Dass dem so ist, wird offenbar, wenn wir auf die bisherige Zusammenarbeit der Lehrenden und Lernenden am Kolleg zurückblicken. Zufrieden dürfte niemand sein. Zu groß ist die Diskrepanz zwischen damals und heute. Das anhaltende Lernen auf Distanz forderte seinen Tribut. Die kurzen Momente des Präsenzunterrichts im Abiturjahrgang reichten nicht aus, um die massiven Einschränkungen zu kaschieren, zumal auch hier das Masken- und Abstandsgebot galt und oftmals per Videokonferenz noch Distanzlerner zugeschaltet waren. Und trotzdem lief die „Maschinerie“ weiter.
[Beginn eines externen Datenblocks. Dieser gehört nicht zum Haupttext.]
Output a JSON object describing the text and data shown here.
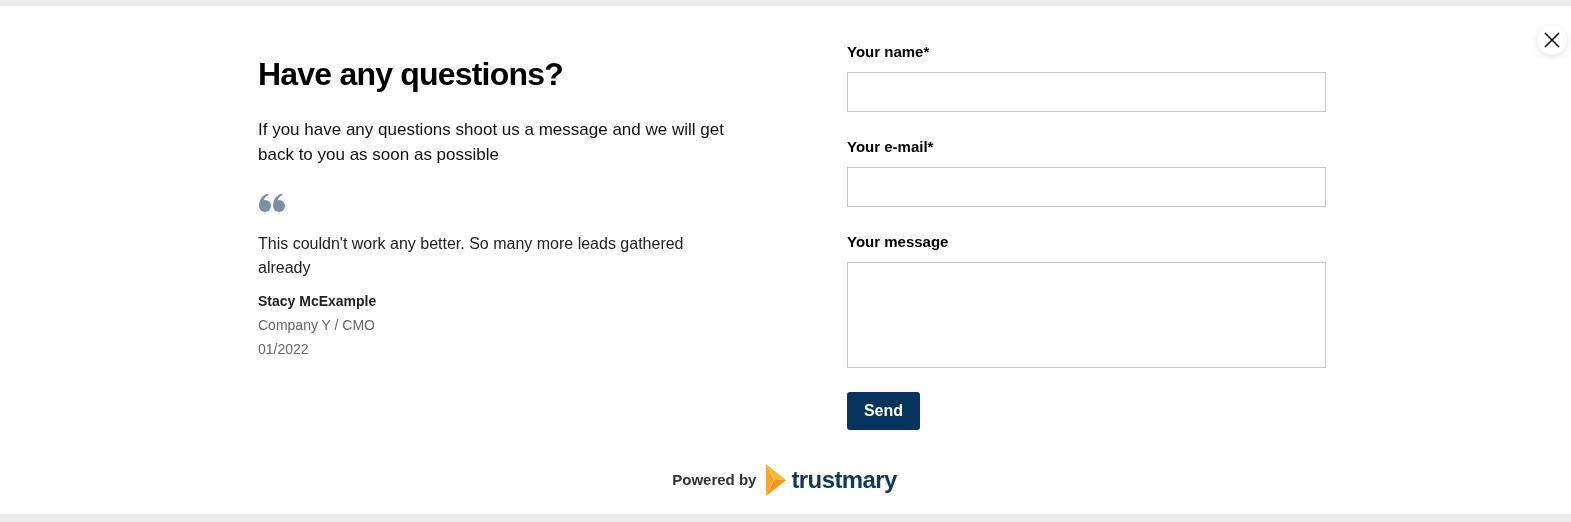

Hier und da stockte sie zwar, fuhr nur mühsam wieder hoch, erreichte nie ganz vorcoronale Höchstgeschwindigkeit, aber sie ruckelte zuverlässig weiter. Dieses Ruckeln war und ist für uns der Antrieb, sich weiter geduldig vor den Computerbildschirm zu hocken, an den eigenen technischen Unzulänglichkeiten und denen der Technik peu à peu zu arbeiten, die vielen Störungen und Missverständnisse der digitalen Kommunikation gelassen hinzunehmen, an der Erledigung oder der Korrektur der im Internet hochgeladenen Hausaufgaben nicht zu verzweifeln, sich nicht an dem Lehr- und Lernerfolg der Vor-Corona-Zeit messen zu lassen und im besonderen Maße Verständnis zu haben für die eigenen Fehler und die der anderen. Wenn wir das wie bisher hinbekommen, egal ob als Lehrender oder Lernender, gelingt uns das, was man im Bildungsbereich „Überleben“ nennt. Nicht mehr und nicht weniger! Aber das ist in diesen Zeiten ein riesiger Erfolg.

Denn leicht ist anders!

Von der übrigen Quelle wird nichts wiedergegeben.